INDUSTRIAL APPLICABILITY

This invention is applicable to production facilities adapted to produce various feed gases for use in the manufacture of electronic devices such as semiconductor devices and liquid crystal display devices and to supply containers thereof, thereby reducing impurities incorporated into the feed gases.

Claims

1. A gas production facility, wherein a surface roughness of a portion of the gas production facility that contacts with a gas for manufacturing an electronic device is 1 μm or less in terms of a center line average roughness Ra.

2. The gas production facility according to claim 1, wherein an oxide passivation film of at least one selected from the group consisting of aluminum oxide, chromium oxide, titanium oxide, yttrium oxide, and magnesium oxide, is formed on an inner surface of said gas production facility.

3. The gas production facility according to claim 1, wherein an inner surface of said gas production facility has an oxide passivation film formed by contacting with an oxidizing gas and carrying out heat treatment.

4. The gas production facility according to claim 1, wherein an inner surface of said gas production facility has an oxide passivation film formed by carrying out a thermal spraying process.

5. The gas production facility according to claim 1, wherein the gas for manufacturing the electronic device comprises a fluorinated carbon compound of which a ratio (F/C ratio) between the number of fluorine atoms and the number of carbon atoms is 1.0 to 2.0.

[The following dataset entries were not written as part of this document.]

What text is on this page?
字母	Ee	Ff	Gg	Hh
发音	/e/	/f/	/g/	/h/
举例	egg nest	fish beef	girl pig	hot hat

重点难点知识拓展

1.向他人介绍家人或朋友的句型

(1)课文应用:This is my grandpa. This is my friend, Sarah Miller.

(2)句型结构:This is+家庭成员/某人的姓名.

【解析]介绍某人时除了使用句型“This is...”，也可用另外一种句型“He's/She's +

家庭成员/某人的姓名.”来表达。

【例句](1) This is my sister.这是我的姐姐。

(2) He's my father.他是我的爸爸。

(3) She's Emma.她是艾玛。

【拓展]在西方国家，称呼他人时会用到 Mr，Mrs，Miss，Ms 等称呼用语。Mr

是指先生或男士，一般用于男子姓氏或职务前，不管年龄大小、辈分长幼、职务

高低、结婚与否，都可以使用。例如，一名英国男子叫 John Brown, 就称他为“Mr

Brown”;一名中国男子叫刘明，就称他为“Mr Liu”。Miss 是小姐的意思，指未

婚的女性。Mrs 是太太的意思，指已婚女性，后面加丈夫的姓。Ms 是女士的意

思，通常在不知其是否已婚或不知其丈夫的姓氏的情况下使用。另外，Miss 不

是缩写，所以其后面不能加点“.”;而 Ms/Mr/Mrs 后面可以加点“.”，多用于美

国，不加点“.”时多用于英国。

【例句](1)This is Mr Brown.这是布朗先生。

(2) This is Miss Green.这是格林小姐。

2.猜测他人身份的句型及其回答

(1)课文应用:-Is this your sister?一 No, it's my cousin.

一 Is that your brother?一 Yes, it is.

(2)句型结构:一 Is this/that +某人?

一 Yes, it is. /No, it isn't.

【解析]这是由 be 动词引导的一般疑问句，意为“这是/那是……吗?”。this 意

6. A method of producing a fluorinated carbon compound, comprising the step of using the gas production facility as defined in claim 1.

7. The method of producing a fluorinated carbon compound according to claim 6, wherein said fluorinated carbon compound is at least one selected from the group consisting of tetrafluoroethylene, hexafluoropropene, tetrafluoropropyne, hexafluorocyclobutene, hexafluoro-1,3-butadiene, hexafluoro-1-butyne, hexafluoro-2-butyne, octafluorocyclobutane, octafluorocyclopentene, octafluoro-1,3-pentadiene, octafluoro-1,4-pentadiene, octafluoro-1-pentyne, octafluoro-2-pentyne, and hexafluorobenzene.

8. A gas supply container wherein a surface roughness of a portion of the gas supply container that contacts with a gas for manufacturing an electronic device is 1 μm or less in terms of a center line average roughness Ra.

9. The gas supply container according to claim 8, wherein an oxide passivation film of at least one selected from the group consisting of aluminum oxide, chromium oxide, titanium oxide, yttrium oxide, and magnesium oxide is formed on an inner surface of said gas supply container.

10. The gas supply container according to claim 8, wherein an inner surface of said gas supply container has an oxide passivation film formed by contacting with an oxidizing gas and carrying out heat treatment.

11. The gas supply container according to claim 8, wherein an inner surface of said gas supply container has an oxide passivation film formed by carrying out a thermal spraying process.

12. The gas supply container according to claim 8, wherein the gas for manufacturing the electronic device comprises a fluorinated carbon compound.

13. A method of supplying a fluorinated carbon compound, comprising the step of using the gas supply container as defined in claim 8.

14. The method of supplying a fluorinated carbon compound according to claim 13, wherein said fluorinated carbon compound is one selected from the group consisting of tetrafluoroethylene, hexafluoropropene, tetrafluoropropyne, hexafluorocyclobutene, hexafluoro-1,3-butadiene, hexafluoro-1-butyne, hexafluoro-2-butyne, octafluorocyclobutane, octafluorocyclopentene, octafluoro-1,3-pentadiene, octafluoro-1,4-pentadiene, octafluoro-1-pentyne, octafluoro-2-pentyne, and hexafluorobenzene.

15-17. (canceled)

18. A production method of a gas for manufacturing an electronic device, comprising the step of carrying out distillation using a rectifier with an external leak rate of 1.0×10−8 Pa·m3/sec or less in the gas production facility as defined in claim 2.

19. The production method according to claim 18, wherein said gas for manufacturing an electronic device is a plasma CVD gas.

20. A fluorocarbon film manufacturing method comprising the step of using the gas for manufacturing the electronic device defined in claim 16.